Bridging the Gap between Empirical Welfare Maximization and Conditional Average Treatment Effect Estimation in Policy Learning
Masahiro Kato
TL;DR
The paper addresses policy learning by unifying two mainstream approaches: empirical welfare maximization (EWM) and the plug-in method. It shows a precise equivalence between EWM over a policy class and least-squares regression on the conditional average treatment effect, via the reparameterization g = 2π − 1, and extends this equivalence to regularized, [0,1]-valued policies. This leads to a practical, continuous surrogate objective (a least-squares problem) that preserves welfare-maximization goals and can be optimized with standard tools, while acknowledging that exact combinatorial EWM remains NP-hard for many classes. The framework links IPW/AIPW-based welfare estimation with CATE regression guarantees, enabling unified analysis and easier implementation, and it generalizes to multiple treatments and constrained settings.
Abstract
The goal of policy learning is to train a policy function that recommends a treatment given covariates to maximize population welfare. There are two major approaches in policy learning: the empirical welfare maximization (EWM) approach and the plug-in approach. The EWM approach is analogous to a classification problem, where one first builds an estimator of the population welfare, which is a functional of policy functions, and then trains a policy by maximizing the estimated welfare.
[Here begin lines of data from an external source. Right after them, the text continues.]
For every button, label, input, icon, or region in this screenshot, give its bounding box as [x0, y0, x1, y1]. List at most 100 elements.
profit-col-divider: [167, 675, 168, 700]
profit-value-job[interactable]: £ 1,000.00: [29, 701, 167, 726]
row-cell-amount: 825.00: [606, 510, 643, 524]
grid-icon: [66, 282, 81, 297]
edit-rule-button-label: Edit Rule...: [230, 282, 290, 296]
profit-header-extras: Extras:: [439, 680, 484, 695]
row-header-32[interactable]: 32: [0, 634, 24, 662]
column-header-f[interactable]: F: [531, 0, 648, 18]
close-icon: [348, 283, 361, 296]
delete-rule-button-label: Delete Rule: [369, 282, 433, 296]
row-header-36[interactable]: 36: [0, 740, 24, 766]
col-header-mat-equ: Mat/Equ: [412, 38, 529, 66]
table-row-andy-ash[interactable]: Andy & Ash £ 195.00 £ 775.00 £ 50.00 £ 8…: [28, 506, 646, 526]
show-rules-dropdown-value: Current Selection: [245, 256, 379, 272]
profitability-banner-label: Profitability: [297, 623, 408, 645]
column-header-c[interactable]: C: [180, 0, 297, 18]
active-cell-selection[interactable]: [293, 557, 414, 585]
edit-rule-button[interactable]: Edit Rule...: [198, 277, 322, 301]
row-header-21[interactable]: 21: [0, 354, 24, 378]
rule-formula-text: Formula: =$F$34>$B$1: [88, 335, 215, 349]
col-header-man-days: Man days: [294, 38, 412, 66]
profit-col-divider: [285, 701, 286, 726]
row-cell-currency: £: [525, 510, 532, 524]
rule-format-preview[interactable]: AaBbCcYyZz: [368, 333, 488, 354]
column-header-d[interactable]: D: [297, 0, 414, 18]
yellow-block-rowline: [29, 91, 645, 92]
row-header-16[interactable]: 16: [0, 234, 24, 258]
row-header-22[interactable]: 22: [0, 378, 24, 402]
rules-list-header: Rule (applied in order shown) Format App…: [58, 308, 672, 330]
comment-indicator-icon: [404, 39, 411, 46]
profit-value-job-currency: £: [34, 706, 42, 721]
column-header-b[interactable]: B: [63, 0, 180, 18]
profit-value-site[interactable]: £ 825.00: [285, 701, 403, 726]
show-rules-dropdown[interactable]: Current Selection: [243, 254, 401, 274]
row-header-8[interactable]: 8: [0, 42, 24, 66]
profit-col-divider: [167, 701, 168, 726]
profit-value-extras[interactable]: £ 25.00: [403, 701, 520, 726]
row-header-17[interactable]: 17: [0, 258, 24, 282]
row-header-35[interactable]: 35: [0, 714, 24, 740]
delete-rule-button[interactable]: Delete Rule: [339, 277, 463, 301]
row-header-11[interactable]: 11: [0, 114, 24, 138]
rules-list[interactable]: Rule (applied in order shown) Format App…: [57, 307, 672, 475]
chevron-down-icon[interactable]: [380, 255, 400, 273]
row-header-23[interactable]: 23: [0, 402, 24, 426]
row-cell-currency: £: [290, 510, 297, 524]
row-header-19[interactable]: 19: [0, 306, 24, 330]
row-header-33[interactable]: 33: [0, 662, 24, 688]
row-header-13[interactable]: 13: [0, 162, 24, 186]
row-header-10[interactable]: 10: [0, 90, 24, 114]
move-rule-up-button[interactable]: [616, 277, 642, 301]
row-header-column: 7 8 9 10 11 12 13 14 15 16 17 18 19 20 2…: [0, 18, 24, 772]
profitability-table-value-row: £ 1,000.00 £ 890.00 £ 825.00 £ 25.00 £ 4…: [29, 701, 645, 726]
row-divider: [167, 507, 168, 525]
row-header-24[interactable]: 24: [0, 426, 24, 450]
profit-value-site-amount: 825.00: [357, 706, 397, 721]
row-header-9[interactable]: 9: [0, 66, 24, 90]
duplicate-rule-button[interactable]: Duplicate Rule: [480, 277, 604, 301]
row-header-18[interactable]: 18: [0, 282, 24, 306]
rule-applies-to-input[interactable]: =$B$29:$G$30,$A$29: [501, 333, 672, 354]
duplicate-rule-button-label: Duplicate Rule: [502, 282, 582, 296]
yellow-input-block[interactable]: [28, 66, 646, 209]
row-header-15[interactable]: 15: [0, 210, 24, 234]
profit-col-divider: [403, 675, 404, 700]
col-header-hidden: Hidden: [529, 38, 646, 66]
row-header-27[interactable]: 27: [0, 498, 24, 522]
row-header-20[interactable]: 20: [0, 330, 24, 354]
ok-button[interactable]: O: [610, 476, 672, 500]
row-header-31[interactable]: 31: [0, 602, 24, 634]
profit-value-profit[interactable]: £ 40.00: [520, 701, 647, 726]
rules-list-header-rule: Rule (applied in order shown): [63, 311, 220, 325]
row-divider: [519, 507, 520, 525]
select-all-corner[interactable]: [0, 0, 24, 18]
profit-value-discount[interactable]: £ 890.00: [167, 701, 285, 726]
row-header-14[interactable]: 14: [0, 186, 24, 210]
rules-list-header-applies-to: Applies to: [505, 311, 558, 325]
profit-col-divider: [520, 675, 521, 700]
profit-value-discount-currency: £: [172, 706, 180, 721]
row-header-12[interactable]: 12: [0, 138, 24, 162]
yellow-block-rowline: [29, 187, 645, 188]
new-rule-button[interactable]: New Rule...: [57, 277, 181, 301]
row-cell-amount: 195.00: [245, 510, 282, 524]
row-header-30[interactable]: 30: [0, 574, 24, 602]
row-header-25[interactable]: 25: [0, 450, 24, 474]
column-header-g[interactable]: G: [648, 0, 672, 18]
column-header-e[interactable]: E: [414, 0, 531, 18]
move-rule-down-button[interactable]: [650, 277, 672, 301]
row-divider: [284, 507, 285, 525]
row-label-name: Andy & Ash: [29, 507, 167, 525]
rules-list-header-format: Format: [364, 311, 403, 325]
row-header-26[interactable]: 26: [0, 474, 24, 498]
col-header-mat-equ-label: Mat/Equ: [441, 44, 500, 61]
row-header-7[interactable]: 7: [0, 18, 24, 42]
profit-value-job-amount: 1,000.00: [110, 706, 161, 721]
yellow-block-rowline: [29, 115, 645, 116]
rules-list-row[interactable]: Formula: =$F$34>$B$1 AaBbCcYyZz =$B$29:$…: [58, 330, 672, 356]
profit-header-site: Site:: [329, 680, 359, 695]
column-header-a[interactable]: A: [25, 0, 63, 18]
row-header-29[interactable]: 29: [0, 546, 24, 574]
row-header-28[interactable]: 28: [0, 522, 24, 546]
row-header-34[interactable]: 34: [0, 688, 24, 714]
In contrast, the plug-in approach is based on regression, where one first estimates the conditional average treatment effect (CATE) and then recommends the treatment with the highest estimated outcome. This study bridges the gap between the two approaches by showing that both are based on essentially the same optimization problem. In particular, we prove an exact equivalence between EWM and least squares over a reparameterization of the policy class. As a consequence, the two approaches are interchangeable in several respects and share the same theoretical guarantees under common conditions. Leveraging this equivalence, we propose a regularization method for policy learning. The reduction to least squares yields a smooth surrogate that is typically easier to optimize in practice. At the same time, for many natural policy classes the inherent combinatorial hardness of exact EWM generally remains, so the reduction should be viewed as an optimization aid rather than a universal bypass of NP-hardness.